The War of the Worlds Book 1, Chapter 10 Summary

In the Storm

  • The narrator drives to Leatherhead where his family lives and leaves his wife there. Though he should've stayed in Leatherhead that night (he says now), he has to go back to Woking to return the horse and cart he rented.
  • Also, he confesses to having some "war-fever" – he wants to be there to see the Martians defeated. We're sure his wife wouldn't support that one.
  • It is, if you'll pardon the phrase that we've just invented this very moment, a dark and stormy night. Also a very quiet night. The narrator passes houses, but can't tell if a) the people are sleeping soundly, b) the people have run away already, or c) the people are nervously watching for some new disaster.

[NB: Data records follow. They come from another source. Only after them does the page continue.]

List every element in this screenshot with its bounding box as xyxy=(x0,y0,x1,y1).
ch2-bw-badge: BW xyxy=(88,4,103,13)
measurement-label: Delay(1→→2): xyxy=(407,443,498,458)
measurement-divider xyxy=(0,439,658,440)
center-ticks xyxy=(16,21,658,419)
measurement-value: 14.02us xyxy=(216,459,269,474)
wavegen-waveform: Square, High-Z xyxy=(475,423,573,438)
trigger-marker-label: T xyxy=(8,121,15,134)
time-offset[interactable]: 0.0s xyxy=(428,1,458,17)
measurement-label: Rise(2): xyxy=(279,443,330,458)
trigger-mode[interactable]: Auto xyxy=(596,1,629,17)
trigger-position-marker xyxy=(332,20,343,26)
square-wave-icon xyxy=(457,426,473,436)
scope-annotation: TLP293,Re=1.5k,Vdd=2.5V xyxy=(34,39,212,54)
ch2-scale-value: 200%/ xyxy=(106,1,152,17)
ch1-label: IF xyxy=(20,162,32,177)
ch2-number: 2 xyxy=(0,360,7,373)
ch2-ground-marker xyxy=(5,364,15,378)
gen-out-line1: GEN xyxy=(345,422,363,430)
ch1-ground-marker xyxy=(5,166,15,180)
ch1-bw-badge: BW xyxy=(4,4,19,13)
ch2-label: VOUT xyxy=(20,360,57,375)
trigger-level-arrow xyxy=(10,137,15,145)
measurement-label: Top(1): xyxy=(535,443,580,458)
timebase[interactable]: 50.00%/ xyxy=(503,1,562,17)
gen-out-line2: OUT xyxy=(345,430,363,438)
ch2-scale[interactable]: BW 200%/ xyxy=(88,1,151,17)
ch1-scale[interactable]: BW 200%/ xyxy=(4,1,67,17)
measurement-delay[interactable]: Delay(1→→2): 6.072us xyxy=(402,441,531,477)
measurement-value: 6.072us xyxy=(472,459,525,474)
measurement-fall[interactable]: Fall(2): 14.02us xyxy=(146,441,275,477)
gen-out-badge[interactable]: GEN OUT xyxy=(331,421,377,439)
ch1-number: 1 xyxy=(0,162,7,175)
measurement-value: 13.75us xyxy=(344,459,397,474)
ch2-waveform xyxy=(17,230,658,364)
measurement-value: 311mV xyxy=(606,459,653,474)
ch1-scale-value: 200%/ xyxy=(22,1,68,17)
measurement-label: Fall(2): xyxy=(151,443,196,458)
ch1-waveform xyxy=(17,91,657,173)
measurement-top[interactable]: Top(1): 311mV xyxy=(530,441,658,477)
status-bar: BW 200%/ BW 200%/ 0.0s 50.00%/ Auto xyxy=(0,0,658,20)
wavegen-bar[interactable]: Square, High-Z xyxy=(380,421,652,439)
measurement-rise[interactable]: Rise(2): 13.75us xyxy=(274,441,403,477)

  • Things were so much easier in the beginning of the book, when he could be sure that dark houses at night meant people were sleeping.
  • Then the third cylinder arrives.
  • But that's not all. The narrator sees one of the Martian tripods, which he describes as moving like a "milking stool tilted and bowled violently along the ground" (1.10.12).
  • This doesn't exactly sound scary to us, but maybe we're not imagining it right – does this milking-stool have fangs? (For some images of the tripods, check out this gallery of book covers.)
  • Then, as if one tripod wasn't enough, another monstrous tripod appears in front of the narrator. He crashes the cart and the horse dies – so we guess he won't be returning it to the landlord.
  • The narrator ends up watching the tripods pass over him, making some strange "Aloo! aloo!" sound (1.10.17).
  • After the Martian tripods pass, the narrator basically crawls most of the way home in the terrible storm.
  • It's such a bad storm that he doesn't see the landlord's dead body until he stumbles upon it – so we guess he really won't be returning the (dead) horse and cart to him. (But at least he doesn't have to come up with some excuse to the landlord: "Uh, I got spooked by something that moved like a milking-stool bowled violently along the ground.")
  • The narrator lets himself into his house and spends some time shivering.